Pyrene-based aggregation-induced emission: A bridge model to regulate aggregation.

Abstract

The aggregation process plays a significant role in regulating the aggregate structures from molecules toward macroscopic photophysical properties. Pyrene (Py), as the simplest dimer candidate, serves as a suitable model for studying the aggregation. Herein, a series of Py-based aggregation-induced emission (AIE) materials have been investigated by clarifying the comprehensive roles of oxygen, substituents, molecular motion, and packing during aggregation, initially realizing the aim of controlling aggregate structures. With a largely planar and conjugated conformation, Py shows anomalous AIE characteristics due to the oxygen quenching at the molecular level but turn-on fluorescence in the aggregate state because of the oxygen isolation.

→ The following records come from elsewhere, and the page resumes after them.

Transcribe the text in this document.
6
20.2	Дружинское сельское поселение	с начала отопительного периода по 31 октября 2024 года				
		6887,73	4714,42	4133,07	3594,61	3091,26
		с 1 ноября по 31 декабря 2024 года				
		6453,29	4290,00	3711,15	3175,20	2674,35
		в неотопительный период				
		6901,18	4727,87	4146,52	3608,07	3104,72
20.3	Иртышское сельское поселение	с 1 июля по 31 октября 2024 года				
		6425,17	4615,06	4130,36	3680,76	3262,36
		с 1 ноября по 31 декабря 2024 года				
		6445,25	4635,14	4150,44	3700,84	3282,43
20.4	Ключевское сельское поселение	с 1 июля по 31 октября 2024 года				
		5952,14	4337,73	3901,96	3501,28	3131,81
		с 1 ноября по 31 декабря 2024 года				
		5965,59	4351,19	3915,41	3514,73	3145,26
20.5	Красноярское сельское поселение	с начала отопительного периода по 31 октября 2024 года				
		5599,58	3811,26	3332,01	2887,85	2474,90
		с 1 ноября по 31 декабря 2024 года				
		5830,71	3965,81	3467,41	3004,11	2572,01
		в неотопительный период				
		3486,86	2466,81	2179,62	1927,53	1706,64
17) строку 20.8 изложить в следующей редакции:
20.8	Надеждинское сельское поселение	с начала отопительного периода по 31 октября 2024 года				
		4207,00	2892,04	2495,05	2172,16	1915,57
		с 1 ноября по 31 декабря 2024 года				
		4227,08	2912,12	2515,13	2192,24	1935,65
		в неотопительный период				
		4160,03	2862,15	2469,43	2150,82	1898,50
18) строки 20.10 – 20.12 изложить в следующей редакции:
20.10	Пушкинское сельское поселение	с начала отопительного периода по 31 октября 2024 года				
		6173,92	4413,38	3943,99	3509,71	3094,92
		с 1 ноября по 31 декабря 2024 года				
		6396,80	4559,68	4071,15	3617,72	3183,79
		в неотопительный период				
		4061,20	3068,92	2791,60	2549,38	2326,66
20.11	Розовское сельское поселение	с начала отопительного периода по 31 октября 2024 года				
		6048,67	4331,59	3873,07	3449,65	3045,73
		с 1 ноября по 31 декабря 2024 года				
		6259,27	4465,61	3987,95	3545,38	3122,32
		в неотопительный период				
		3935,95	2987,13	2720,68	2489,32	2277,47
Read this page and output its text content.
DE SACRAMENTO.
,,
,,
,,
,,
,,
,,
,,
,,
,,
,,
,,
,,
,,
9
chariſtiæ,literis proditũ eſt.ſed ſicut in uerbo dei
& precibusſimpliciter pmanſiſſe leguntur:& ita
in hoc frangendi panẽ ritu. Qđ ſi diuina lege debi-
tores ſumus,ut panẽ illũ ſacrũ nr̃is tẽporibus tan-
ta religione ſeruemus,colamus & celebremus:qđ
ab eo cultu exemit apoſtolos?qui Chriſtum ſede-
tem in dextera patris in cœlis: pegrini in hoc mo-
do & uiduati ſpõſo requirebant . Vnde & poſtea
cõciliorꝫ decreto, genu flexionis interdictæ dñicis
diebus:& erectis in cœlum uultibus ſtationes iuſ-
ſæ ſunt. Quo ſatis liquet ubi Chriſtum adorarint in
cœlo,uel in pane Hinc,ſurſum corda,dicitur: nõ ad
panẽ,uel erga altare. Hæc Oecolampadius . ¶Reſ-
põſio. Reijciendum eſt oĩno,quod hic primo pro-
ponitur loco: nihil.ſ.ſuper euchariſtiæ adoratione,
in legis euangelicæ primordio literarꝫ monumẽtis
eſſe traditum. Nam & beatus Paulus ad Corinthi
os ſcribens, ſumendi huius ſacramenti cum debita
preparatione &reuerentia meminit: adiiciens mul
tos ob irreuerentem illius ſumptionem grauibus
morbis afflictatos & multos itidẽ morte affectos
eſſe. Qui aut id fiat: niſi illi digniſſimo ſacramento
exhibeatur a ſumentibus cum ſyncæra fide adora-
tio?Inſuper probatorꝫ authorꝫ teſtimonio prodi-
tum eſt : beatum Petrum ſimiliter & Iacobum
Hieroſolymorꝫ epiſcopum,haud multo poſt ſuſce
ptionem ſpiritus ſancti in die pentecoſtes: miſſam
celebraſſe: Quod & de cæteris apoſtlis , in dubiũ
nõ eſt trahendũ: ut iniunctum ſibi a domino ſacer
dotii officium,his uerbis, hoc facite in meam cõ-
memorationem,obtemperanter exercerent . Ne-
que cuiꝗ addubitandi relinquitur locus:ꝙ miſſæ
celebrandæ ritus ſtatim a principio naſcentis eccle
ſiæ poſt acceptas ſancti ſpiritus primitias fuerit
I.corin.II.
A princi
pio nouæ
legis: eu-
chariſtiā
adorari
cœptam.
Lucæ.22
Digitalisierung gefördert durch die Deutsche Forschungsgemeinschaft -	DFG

Although introducing substituents induces molecular motion and similarly weakened luminescence in the molecular state, the impact of substituents on the aggregate-state photophysical properties enormously differs, exhibiting from weak blue, strong cyan, and strong green to weak yellow emissions, due to variable aggregate structures. Interestingly, the natural alicycle-substituted Py-dehydroabietylamine (Py-DAA) exhibits both mechanochromism and acidichromism, which can be synergistically applied in dynamic encryption-decryption. This work not only elucidates the unique AIE property of Py for the first time but also clarifies the bridging role of aggregation between single-molecular and aggregate states, achieving preliminary control over the aggregate structures.